* C$ rises to C$0.9461 vs US$, or $1.0570
* Bond prices mixed across curve
* In U.S. Congress, Republican debt plan faces close vote
* US jobless claims fall below 400,000 level
By Claire Sibonney
TORONTO, July 28 (Reuters) - The Canadian dollar edged slightly higher against its U.S. counterpart on Thursday after U.S. jobless claims data came in better than expected, while investors also awaited a crucial vote in the United States later in the day on a bill to cut the deficit.
New U.S. claims for unemployment benefits dropped below the key 400,000 level for the first time since early April, pointing to some labor market improvement for Canada’s largest trading partner. [nN1E76Q1FC]
The gains were limited, however, by mounting concerns about a U.S. debt default that had dragged global stocks down to their lowest in more than a week and driven the greenback to a record low against the safe-haven Swiss franc. [MKTS/GLOB]
The stalemate in Washington over lifting the debt ceiling by an August 2 deadline is increasing the possibility of a U.S. credit rating downgrade and has raised the prospect that the government of the world’s leading economy will run out of money to pay its bills. [nN1E76R004]
“The closer we get to August 2, the greater the chance that the government will shut down for a few days in Washington,” said Sebastien Lavoie, economist at Laurentian Bank Securities in Montreal.
“That’s why I think we’re seeing a bit more stress out there by looking at some -- but not all -- financial indicators and perhaps that’s what’s needed for politicians in Washington to react.”
The Canadian dollar has attracted more foreign investors in recent weeks as buyers look for an alternate safe-haven in commodity-linked currencies. However, this has stalled in the past few sessions as investors focus on its close ties to the struggling U.S. economy.

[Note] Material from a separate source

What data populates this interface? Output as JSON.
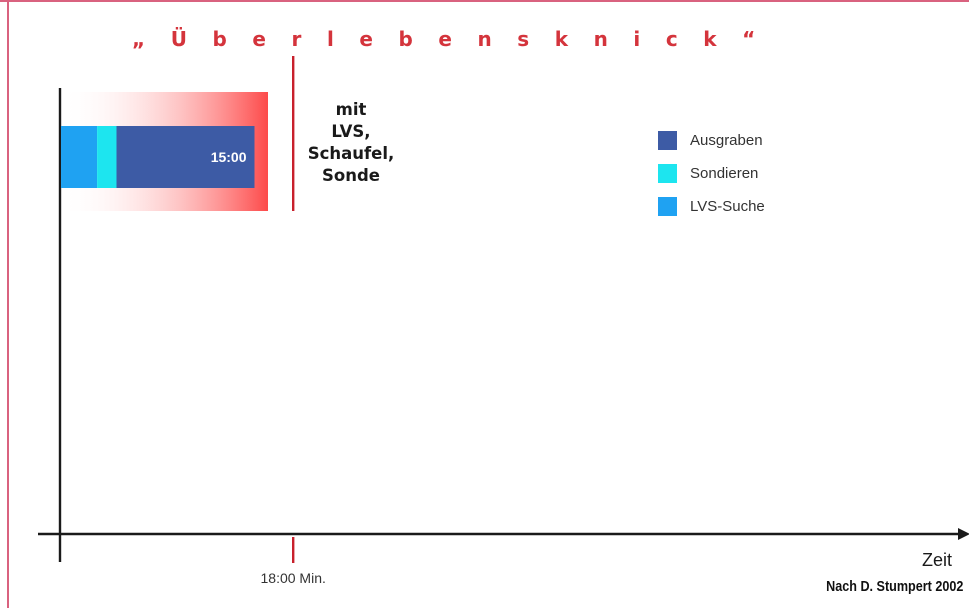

Lavoie said the possibility of government shutdown in the United States would prompt fears of a recession there that could put the Canadian currency in the cross-fire.
At 8:40 a.m. (1240 GMT), the Canadian dollar CAD=D4 stood at C$0.9461 to the U.S. dollar, or $1.0570, up from Wednesday’s North American session close at C$0.9489 to the U.S. dollar, or $1.0539.
Lavoie said C$0.95 versus the U.S. dollar, or 1.05, was holding in well as short term-support.
He pointed to more upside for the Canadian dollar than downside in the near term, as recent comments from the Bank of Canada that raised expectations for a rate hike to come as soon as the fall.
Looking ahead, markets will be eyeing U.S. pending home sales later in the morning, and GDP figures on both sides of the border on Friday.
Canadian bond prices were mixed across the curve.
The two-year Canadian government bond CA2YT=RR was down half a Canadian cent to 1.475 percent, while the 10-year bond CA10YT=RR rose 14 Canadian cents to yield 2.862 percent.